Cet artiste est plus connu en France que dans son pays, car il a longtemps vécu ò Paris où il travailla
jusqu’au jour de la mobilisation italienne.
L’élite de la capitale française avait remarqué ses oeuvres curieuses et mystérieuses aux expositions
du Salon d’Automne et des Indépendants. Quelques mois avant la guerre il fut monopolisé par la
Galerie Paul Guillaume où se trouve toute sa production picturale de la période 1910-1915. Le poète
Apollinaire le considérait le peintre le plus étonnant de la jeune génération. Constructeur solide,
ennemi de toute gaucherie voulue, de tout truc servant à masquer une faiblesse, il a peu subi l’influence des écoles d’avant-garde. Par là son oeuvre peut s’appeler classique, surtout si l’on pense à
donner à cet adjectif son sens originaire latin de classicus – appartenant au premier ordre.
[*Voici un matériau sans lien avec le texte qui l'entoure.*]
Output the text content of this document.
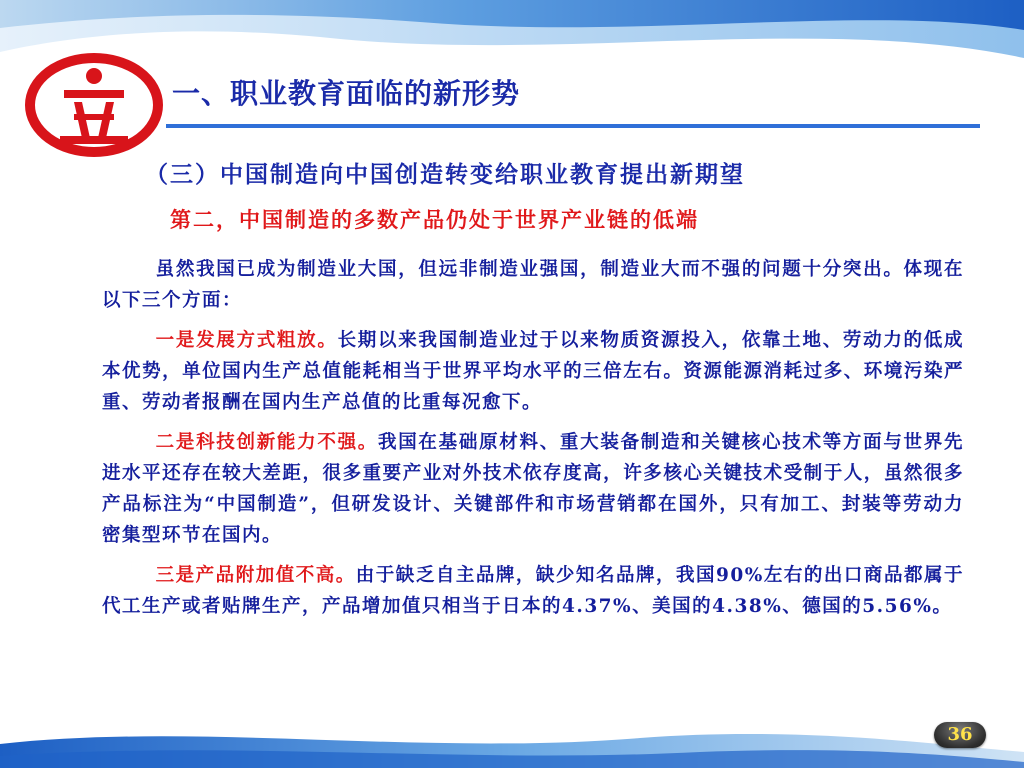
一、职业教育面临的新形势
（三）中国制造向中国创造转变给职业教育提出新期望
第二，中国制造的多数产品仍处于世界产业链的低端

虽然我国已成为制造业大国，但远非制造业强国，制造业大而不强的问题十分突出。体现在以下三个方面：

一是发展方式粗放。长期以来我国制造业过于以来物质资源投入，依靠土地、劳动力的低成本优势，单位国内生产总值能耗相当于世界平均水平的三倍左右。资源能源消耗过多、环境污染严重、劳动者报酬在国内生产总值的比重每况愈下。

二是科技创新能力不强。我国在基础原材料、重大装备制造和关键核心技术等方面与世界先进水平还存在较大差距，很多重要产业对外技术依存度高，许多核心关键技术受制于人，虽然很多产品标注为“中国制造”，但研发设计、关键部件和市场营销都在国外，只有加工、封装等劳动力密集型环节在国内。

三是产品附加值不高。由于缺乏自主品牌，缺少知名品牌，我国90%左右的出口商品都属于代工生产或者贴牌生产，产品增加值只相当于日本的4.37%、美国的4.38%、德国的5.56%。

36
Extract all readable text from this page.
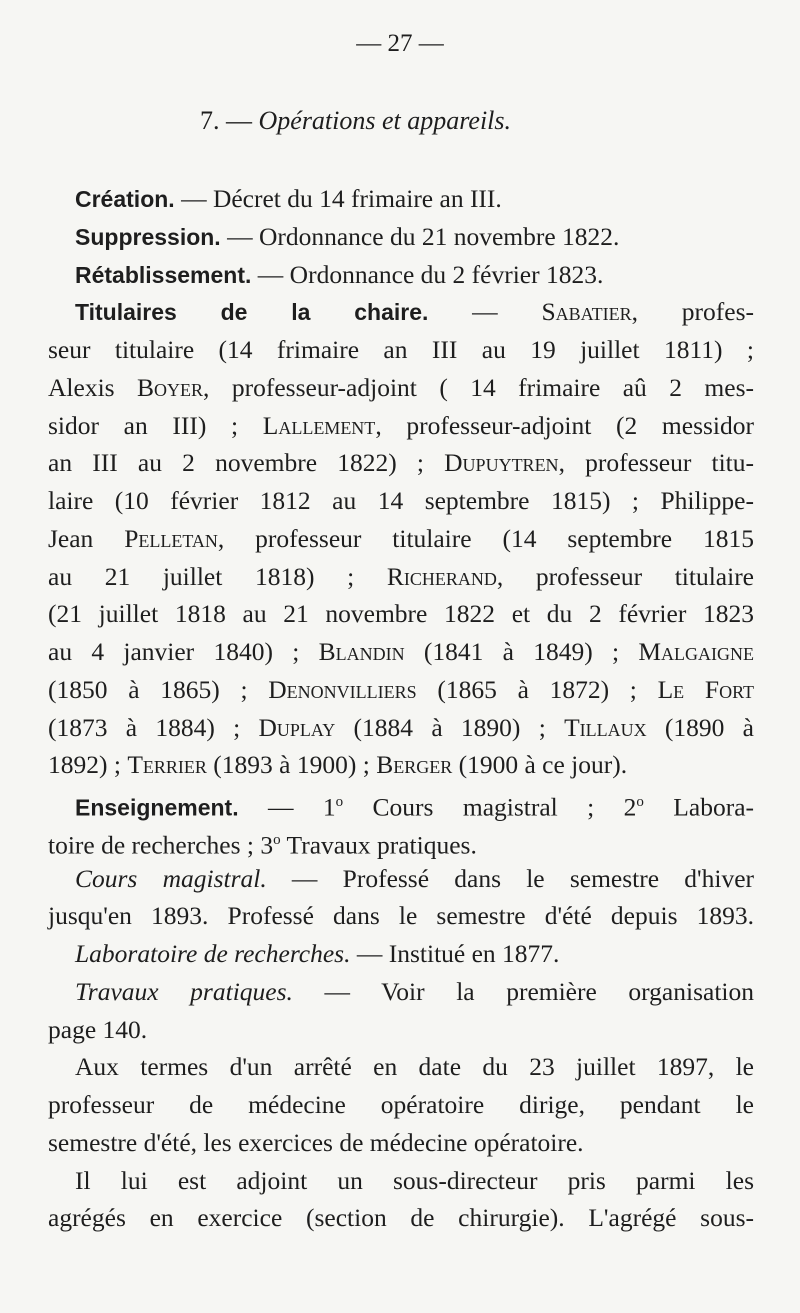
— 27 —
7. — Opérations et appareils.
Création. — Décret du 14 frimaire an III.
Suppression. — Ordonnance du 21 novembre 1822.
Rétablissement. — Ordonnance du 2 février 1823.
Titulaires de la chaire. — Sabatier, profes-
seur titulaire (14 frimaire an III au 19 juillet 1811) ;
Alexis Boyer, professeur-adjoint ( 14 frimaire aû 2 mes-
sidor an III) ; Lallement, professeur-adjoint (2 messidor
an III au 2 novembre 1822) ; Dupuytren, professeur titu-
laire (10 février 1812 au 14 septembre 1815) ; Philippe-
Jean Pelletan, professeur titulaire (14 septembre 1815
au 21 juillet 1818) ; Richerand, professeur titulaire
(21 juillet 1818 au 21 novembre 1822 et du 2 février 1823
au 4 janvier 1840) ; Blandin (1841 à 1849) ; Malgaigne
(1850 à 1865) ; Denonvilliers (1865 à 1872) ; Le Fort
(1873 à 1884) ; Duplay (1884 à 1890) ; Tillaux (1890 à
1892) ; Terrier (1893 à 1900) ; Berger (1900 à ce jour).
Enseignement. — 1$^o$ Cours magistral ; 2$^o$ Labora-
toire de recherches ; 3$^o$ Travaux pratiques.
Cours magistral. — Professé dans le semestre d'hiver
jusqu'en 1893. Professé dans le semestre d'été depuis 1893.
Laboratoire de recherches. — Institué en 1877.
Travaux pratiques. — Voir la première organisation
page 140.
Aux termes d'un arrêté en date du 23 juillet 1897, le
professeur de médecine opératoire dirige, pendant le
semestre d'été, les exercices de médecine opératoire.
Il lui est adjoint un sous-directeur pris parmi les
agrégés en exercice (section de chirurgie). L'agrégé sous-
La guerre n’empêcha pas Giorgio De Chirico de continuer son oeuvre; et dans les casernes, les
hôpitaux militaires, les baraques improvisées, partout, il continua sans relâche à dessiner et à
peindre, et c’est la production de ces années de guerre qu’il a exposée le mois dernier à Rome
à la Galerie Bragaglia.
Depuis l’élan des futuristes la peinture italienne n’avait pas trouvé une expression assez puissante
qui égalât les efforts de la nouvelle peinture française. Dans l’oeuvre de Giorgio De Chirico cette
expression s’affirme aujourd’hui dans l’épanouissement d’un lyrisme nouveau, dans l’encadrement
solide d’un sérieux dantesque, dans le poids d’une matière coloriée dont la solitude, la fatalité et
l’équilibre relient la peinture de Giorgio de Chirico à la grande tradition italienne.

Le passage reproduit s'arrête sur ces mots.